Advisor: How does FirstService’s property management business fit into the equation? Does property management get the short shrift from real estate services companies in terms of resources and prestige?

Taylor: Similar to what’s happening on the corporate side of the fence, there’s an increasing concentration of ownership within institutions. Just like the corporates, they’re looking for fully integrated services, consistency of service, and partners who can help drive value within their portfolio. To compete for those big institutions, you need to have a world-class property management organization.

Advisor: Every sector of commercial real estate has been hurt by the recession. How has the downturn and diminishing building-level income affected the U.S. property management business?

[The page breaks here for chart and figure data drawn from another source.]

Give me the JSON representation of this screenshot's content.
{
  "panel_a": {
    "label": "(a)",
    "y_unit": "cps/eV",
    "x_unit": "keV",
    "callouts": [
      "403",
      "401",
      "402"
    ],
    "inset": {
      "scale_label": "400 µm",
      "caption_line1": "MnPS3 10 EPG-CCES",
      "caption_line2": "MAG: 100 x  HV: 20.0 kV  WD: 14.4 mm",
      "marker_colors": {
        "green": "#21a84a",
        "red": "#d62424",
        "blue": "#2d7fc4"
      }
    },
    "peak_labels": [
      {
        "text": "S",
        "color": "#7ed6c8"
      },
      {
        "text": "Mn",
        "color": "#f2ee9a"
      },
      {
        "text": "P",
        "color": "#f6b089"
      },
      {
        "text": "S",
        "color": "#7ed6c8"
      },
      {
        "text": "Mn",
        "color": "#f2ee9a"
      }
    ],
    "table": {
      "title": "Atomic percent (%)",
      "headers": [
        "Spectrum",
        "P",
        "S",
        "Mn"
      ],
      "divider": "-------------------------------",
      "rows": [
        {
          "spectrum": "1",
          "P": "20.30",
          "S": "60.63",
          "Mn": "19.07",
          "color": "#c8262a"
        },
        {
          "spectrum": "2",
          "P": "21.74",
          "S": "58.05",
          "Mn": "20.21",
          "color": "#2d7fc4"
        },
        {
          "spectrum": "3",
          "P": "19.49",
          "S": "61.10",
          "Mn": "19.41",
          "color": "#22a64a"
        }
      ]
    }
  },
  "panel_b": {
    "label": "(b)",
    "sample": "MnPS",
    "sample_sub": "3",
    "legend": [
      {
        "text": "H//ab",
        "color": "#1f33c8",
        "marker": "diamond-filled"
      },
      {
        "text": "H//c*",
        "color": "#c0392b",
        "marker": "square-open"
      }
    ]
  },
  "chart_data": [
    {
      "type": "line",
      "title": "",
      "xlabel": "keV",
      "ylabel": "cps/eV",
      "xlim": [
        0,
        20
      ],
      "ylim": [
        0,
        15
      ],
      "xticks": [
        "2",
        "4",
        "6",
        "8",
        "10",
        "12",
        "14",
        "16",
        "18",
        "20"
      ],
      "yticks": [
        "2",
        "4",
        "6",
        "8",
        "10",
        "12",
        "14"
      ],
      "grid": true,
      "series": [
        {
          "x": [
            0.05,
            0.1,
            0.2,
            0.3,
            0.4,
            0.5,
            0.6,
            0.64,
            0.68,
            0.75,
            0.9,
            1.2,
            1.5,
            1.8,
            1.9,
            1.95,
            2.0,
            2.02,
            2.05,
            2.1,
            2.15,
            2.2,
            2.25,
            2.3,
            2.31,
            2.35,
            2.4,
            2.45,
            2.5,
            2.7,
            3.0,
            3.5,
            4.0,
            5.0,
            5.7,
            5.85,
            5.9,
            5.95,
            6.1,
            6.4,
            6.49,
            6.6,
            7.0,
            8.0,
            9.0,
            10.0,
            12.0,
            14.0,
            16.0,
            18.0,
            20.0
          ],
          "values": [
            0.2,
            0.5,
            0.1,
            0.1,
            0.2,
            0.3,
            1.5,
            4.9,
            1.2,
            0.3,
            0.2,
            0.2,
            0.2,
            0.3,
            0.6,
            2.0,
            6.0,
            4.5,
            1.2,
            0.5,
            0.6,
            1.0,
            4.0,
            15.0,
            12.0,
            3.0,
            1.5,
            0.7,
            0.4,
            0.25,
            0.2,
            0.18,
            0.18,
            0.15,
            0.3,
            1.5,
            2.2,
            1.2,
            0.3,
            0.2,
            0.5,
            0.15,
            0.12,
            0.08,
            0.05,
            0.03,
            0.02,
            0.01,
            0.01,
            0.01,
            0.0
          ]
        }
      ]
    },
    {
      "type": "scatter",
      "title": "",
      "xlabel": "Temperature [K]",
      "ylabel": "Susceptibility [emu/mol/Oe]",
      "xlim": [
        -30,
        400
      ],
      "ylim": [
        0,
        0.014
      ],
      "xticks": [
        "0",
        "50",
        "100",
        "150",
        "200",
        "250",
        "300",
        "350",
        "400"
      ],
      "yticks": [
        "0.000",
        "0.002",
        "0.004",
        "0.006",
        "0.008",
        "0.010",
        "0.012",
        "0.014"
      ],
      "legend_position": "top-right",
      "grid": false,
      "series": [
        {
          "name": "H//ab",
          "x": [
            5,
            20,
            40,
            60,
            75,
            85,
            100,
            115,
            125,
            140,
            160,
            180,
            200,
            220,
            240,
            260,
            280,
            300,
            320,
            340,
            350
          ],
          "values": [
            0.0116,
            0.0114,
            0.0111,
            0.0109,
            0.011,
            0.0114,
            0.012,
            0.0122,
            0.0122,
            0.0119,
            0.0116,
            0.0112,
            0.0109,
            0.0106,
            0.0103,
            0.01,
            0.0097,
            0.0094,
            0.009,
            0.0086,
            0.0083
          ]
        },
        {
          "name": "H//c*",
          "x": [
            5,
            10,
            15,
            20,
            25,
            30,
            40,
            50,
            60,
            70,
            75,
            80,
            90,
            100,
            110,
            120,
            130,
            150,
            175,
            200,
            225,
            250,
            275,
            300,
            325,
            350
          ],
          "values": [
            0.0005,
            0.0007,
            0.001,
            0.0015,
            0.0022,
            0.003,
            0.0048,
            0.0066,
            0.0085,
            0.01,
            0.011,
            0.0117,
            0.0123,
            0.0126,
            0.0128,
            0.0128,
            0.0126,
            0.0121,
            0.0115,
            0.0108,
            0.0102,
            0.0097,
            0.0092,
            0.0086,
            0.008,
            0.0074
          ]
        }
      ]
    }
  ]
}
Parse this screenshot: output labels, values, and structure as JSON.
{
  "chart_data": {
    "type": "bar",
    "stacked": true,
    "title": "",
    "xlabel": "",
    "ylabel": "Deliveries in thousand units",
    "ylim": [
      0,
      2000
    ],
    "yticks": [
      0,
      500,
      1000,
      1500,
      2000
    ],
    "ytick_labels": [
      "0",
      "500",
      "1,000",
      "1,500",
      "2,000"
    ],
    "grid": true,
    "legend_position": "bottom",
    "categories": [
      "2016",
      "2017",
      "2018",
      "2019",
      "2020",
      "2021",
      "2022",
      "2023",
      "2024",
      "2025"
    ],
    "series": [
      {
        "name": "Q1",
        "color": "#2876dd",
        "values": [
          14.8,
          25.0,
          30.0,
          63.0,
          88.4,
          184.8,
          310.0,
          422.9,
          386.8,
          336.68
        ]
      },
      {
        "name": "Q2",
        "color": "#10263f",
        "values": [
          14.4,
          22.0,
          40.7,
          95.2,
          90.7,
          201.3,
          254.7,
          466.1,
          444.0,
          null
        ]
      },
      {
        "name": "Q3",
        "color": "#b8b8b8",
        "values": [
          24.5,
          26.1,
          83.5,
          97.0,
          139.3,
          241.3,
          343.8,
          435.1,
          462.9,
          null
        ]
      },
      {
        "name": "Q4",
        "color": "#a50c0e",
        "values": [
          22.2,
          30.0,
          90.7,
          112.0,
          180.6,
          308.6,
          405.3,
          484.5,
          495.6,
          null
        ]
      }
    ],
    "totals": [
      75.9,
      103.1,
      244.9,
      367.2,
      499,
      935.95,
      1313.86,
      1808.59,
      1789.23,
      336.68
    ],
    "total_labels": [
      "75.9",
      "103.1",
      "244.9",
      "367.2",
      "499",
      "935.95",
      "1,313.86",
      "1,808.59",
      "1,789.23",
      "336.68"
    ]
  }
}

Taylor: Since property management fees are tied to occupancy and occupancy is down, revenues for property management services have declined. But there's some positive news. In an attempt to reduce costs, landlords in many cases are outsourcing more of their property management work, creating opportunities for firms like FirstService CRE. Landlords are willing to consider virtually anything to reposition their properties in an attempt to increase occupancy. Once again, this represents an opportunity for us.

Advisor: How does FirstService intend to differentiate itself from its top three rivals?

Taylor: We have all the necessary ingredients, but for our corporate services and a more robust platform in the U.S. That’s really our focus. But if you look at the markets we’re in internationally, we’re incredibly strong - stronger I would submit than any other firm out there.